5. If a multi reader multi case (MRMC) comparative effectiveness study was done, If so, what was the effect size of how much human readers improve with AI vs without AI assistance
- Not applicable. This is an in vitro diagnostic assay, not an imaging AI device intended to assist human readers. Therefore, an MRMC study and evaluation of human reader improvement with AI assistance were not performed.
6. If a standalone (i.e. algorithm only without human-in-the-loop performance) was done
- Yes, in spirit. The device (HAVAb IgG II assay) functions as a standalone test; it's an automated immunoassay that generates a qualitative result (Reactive or Nonreactive) without human interpretation in the loop influencing the output beyond sample collection and instrument operation. Its performance was assessed directly against the predicate device's results.
7. The type of ground truth used (expert consensus, pathology, outcomes data, etc)
- The "ground truth" for the clinical performance comparison was the results from a legally marketed predicate device (ARCHITECT HAVAB-G assay). In essence, the performance of the new device was compared to the established performance of the predicate. This is a common form of "truth" in demonstrating substantial equivalence for IVDs.
8. The sample size for the training set
- Not explicitly stated in terms of a "training set" for model development. This is an immunoassay, not an AI/ML model where a distinct training dataset size is typically reported. The document describes analytical verification and clinical performance studies, not model training.
9. How the ground truth for the training set was established
- Not applicable. As this is not an AI/ML device in the sense of a machine learning model requiring a training set with a ground truth established by experts for supervised learning, this information is not provided. The development process for an immunoassay does not involve "training data" in the same way an AI/ML model does.
§ 866.3310 Hepatitis A virus (HAV) serological assays.
(a)
Identification. HAV serological assays are devices that consist of antigens and antisera for the detection of hepatitis A virus-specific IgM, IgG, or total antibodies (IgM and IgG), in human serum or plasma.
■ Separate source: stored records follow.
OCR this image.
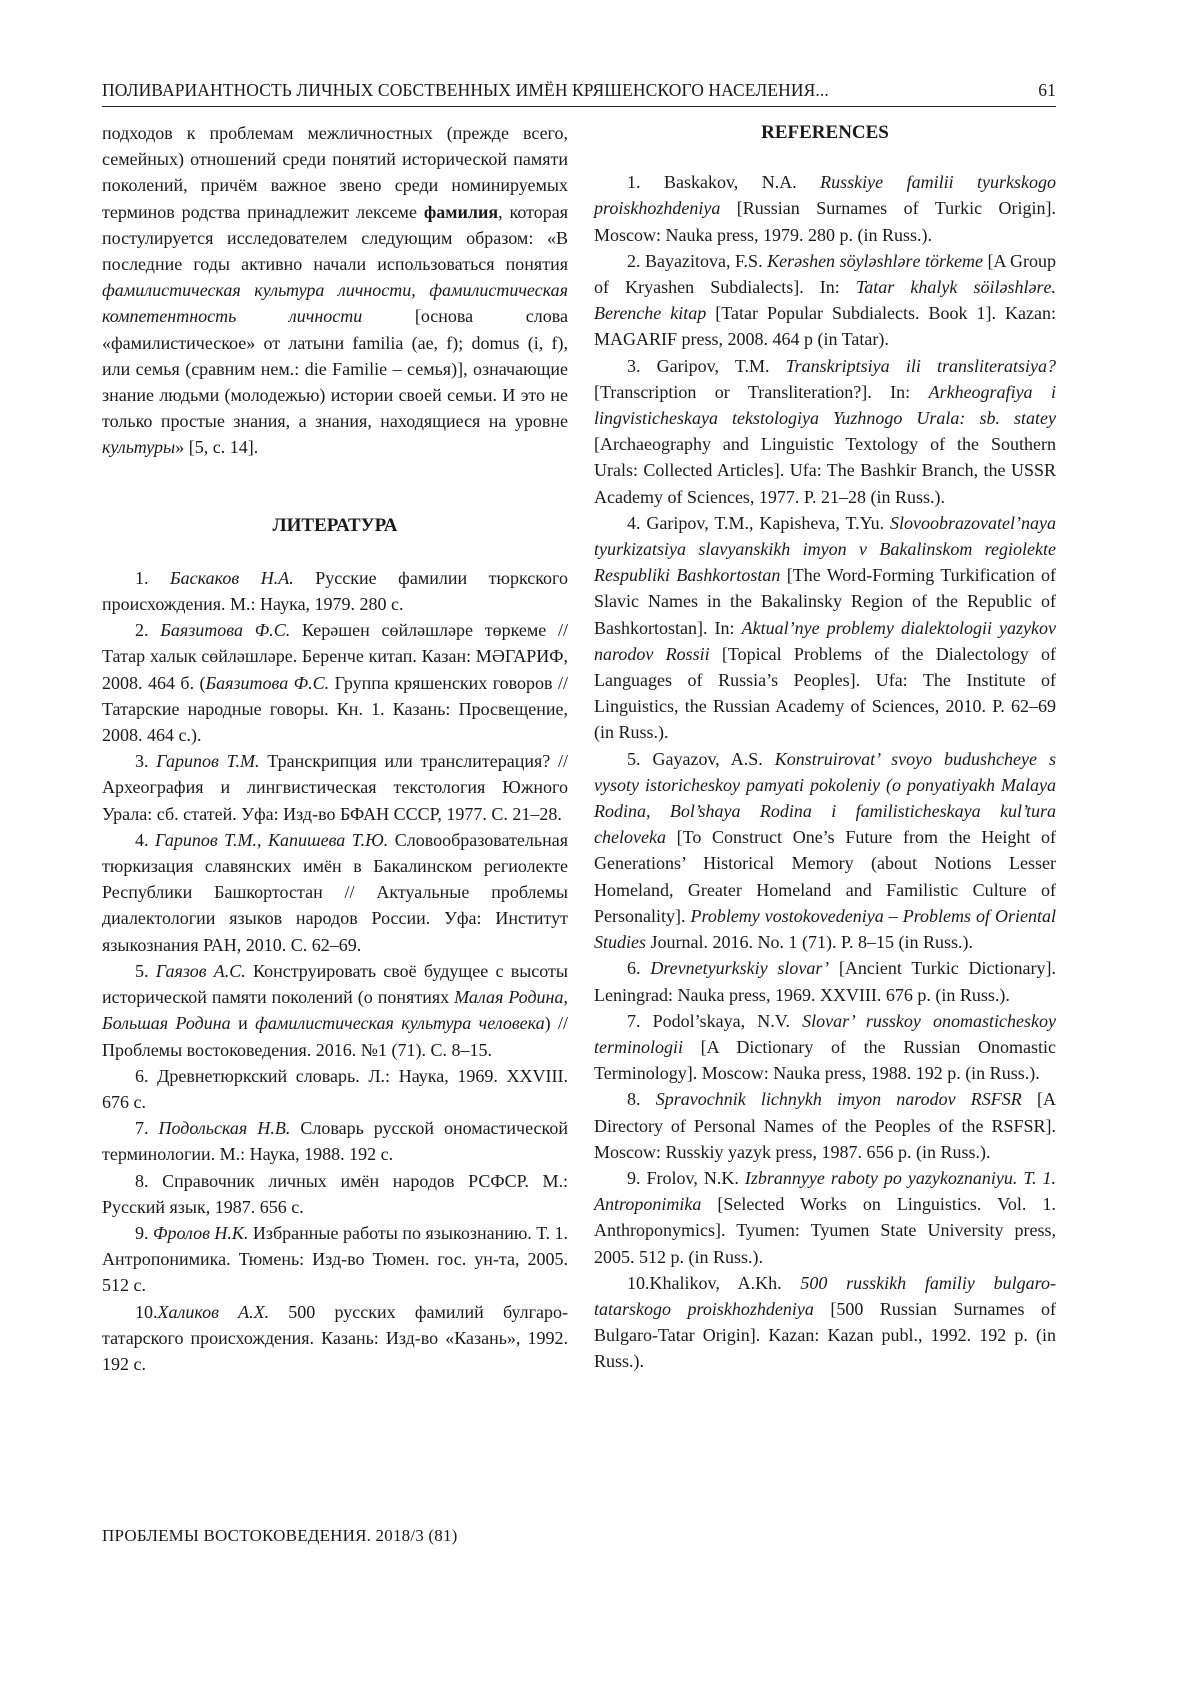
ПОЛИВАРИАНТНОСТЬ ЛИЧНЫХ СОБСТВЕННЫХ ИМЁН КРЯШЕНСКОГО НАСЕЛЕНИЯ...	61

подходов к проблемам межличностных (прежде всего, семейных) отношений среди понятий исторической памяти поколений, причём важное звено среди номинируемых терминов родства принадлежит лексеме фамилия, которая постулируется исследователем следующим образом: «В последние годы активно начали использоваться понятия фамилистическая культура личности, фамилистическая компетентность личности [основа слова «фамилистическое» от латыни familia (ae, f); domus (i, f), или семья (сравним нем.: die Familie – семья)], означающие знание людьми (молодежью) истории своей семьи. И это не только простые знания, а знания, находящиеся на уровне культуры» [5, с. 14].

ЛИТЕРАТУРА

1. Баскаков Н.А. Русские фамилии тюркского происхождения. М.: Наука, 1979. 280 с.

2. Баязитова Ф.С. Керәшен сөйләшләре төркеме // Татар халык сөйләшләре. Беренче китап. Казан: МӘГАРИФ, 2008. 464 б. (Баязитова Ф.С. Группа кряшенских говоров // Татарские народные говоры. Кн. 1. Казань: Просвещение, 2008. 464 с.).

3. Гарипов Т.М. Транскрипция или транслитерация? // Археография и лингвистическая текстология Южного Урала: сб. статей. Уфа: Изд-во БФАН СССР, 1977. С. 21–28.

4. Гарипов Т.М., Капишева Т.Ю. Словообразовательная тюркизация славянских имён в Бакалинском региолекте Республики Башкортостан // Актуальные проблемы диалектологии языков народов России. Уфа: Институт языкознания РАН, 2010. С. 62–69.

5. Гаязов А.С. Конструировать своё будущее с высоты исторической памяти поколений (о понятиях Малая Родина, Большая Родина и фамилистическая культура человека) // Проблемы востоковедения. 2016. №1 (71). С. 8–15.

6. Древнетюркский словарь. Л.: Наука, 1969. XXVIII. 676 с.

7. Подольская Н.В. Словарь русской ономастической терминологии. М.: Наука, 1988. 192 с.

8. Справочник личных имён народов РСФСР. М.: Русский язык, 1987. 656 с.

9. Фролов Н.К. Избранные работы по языкознанию. Т. 1. Антропонимика. Тюмень: Изд-во Тюмен. гос. ун-та, 2005. 512 с.

10.Халиков А.Х. 500 русских фамилий булгаро-татарского происхождения. Казань: Изд-во «Казань», 1992. 192 с.

REFERENCES

1. Baskakov, N.A. Russkiye familii tyurkskogo proiskhozhdeniya [Russian Surnames of Turkic Origin]. Moscow: Nauka press, 1979. 280 p. (in Russ.).

2. Bayazitova, F.S. Kerəshen söyləshlərе törkeme [A Group of Kryashen Subdialects]. In: Tatar khalyk söiləshlərе. Berenche kitap [Tatar Popular Subdialects. Book 1]. Kazan: MAGARIF press, 2008. 464 p (in Tatar).

3. Garipov, T.M. Transkriptsiya ili transliteratsiya? [Transcription or Transliteration?]. In: Arkheografiya i lingvisticheskaya tekstologiya Yuzhnogo Urala: sb. statey [Archaeography and Linguistic Textology of the Southern Urals: Collected Articles]. Ufa: The Bashkir Branch, the USSR Academy of Sciences, 1977. P. 21–28 (in Russ.).

4. Garipov, T.M., Kapisheva, T.Yu. Slovoobrazovatel’naya tyurkizatsiya slavyanskikh imyon v Bakalinskom regiolekte Respubliki Bashkortostan [The Word-Forming Turkification of Slavic Names in the Bakalinsky Region of the Republic of Bashkortostan]. In: Aktual’nye problemy dialektologii yazykov narodov Rossii [Topical Problems of the Dialectology of Languages of Russia’s Peoples]. Ufa: The Institute of Linguistics, the Russian Academy of Sciences, 2010. P. 62–69 (in Russ.).

5. Gayazov, A.S. Konstruirovat’ svoyo budushcheye s vysoty istoricheskoy pamyati pokoleniy (o ponyatiyakh Malaya Rodina, Bol’shaya Rodina i familisticheskaya kul’tura cheloveka [To Construct One’s Future from the Height of Generations’ Historical Memory (about Notions Lesser Homeland, Greater Homeland and Familistic Culture of Personality]. Problemy vostokovedeniya – Problems of Oriental Studies Journal. 2016. No. 1 (71). P. 8–15 (in Russ.).

6. Drevnetyurkskiy slovar’ [Ancient Turkic Dictionary]. Leningrad: Nauka press, 1969. XXVIII. 676 p. (in Russ.).

7. Podol’skaya, N.V. Slovar’ russkoy onomasticheskoy terminologii [A Dictionary of the Russian Onomastic Terminology]. Moscow: Nauka press, 1988. 192 p. (in Russ.).

8. Spravochnik lichnykh imyon narodov RSFSR [A Directory of Personal Names of the Peoples of the RSFSR]. Moscow: Russkiy yazyk press, 1987. 656 p. (in Russ.).

9. Frolov, N.K. Izbrannyye raboty po yazykoznaniyu. T. 1. Antroponimika [Selected Works on Linguistics. Vol. 1. Anthroponymics]. Tyumen: Tyumen State University press, 2005. 512 p. (in Russ.).

10.Khalikov, A.Kh. 500 russkikh familiy bulgaro-tatarskogo proiskhozhdeniya [500 Russian Surnames of Bulgaro-Tatar Origin]. Kazan: Kazan publ., 1992. 192 p. (in Russ.).

ПРОБЛЕМЫ ВОСТОКОВЕДЕНИЯ. 2018/3 (81)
These devices are used for testing specimens from individuals who have signs and symptoms consistent with acute hepatitis to determine if an individual has been previously infected with HAV, or as an aid to identify HAV-susceptible individuals. The detection of these antibodies aids in the clinical laboratory diagnosis of an acute or past infection by HAV in conjunction with other clinical laboratory findings. These devices are not intended for screening blood or solid or soft tissue donors.(b)
Classification. Class II (special controls). The special control is “Guidance for Industry and FDA Staff: Class II Special Controls Guidance Document: Hepatitis A Virus Serological Assays.” See § 866.1(e) for the availability of this guidance document.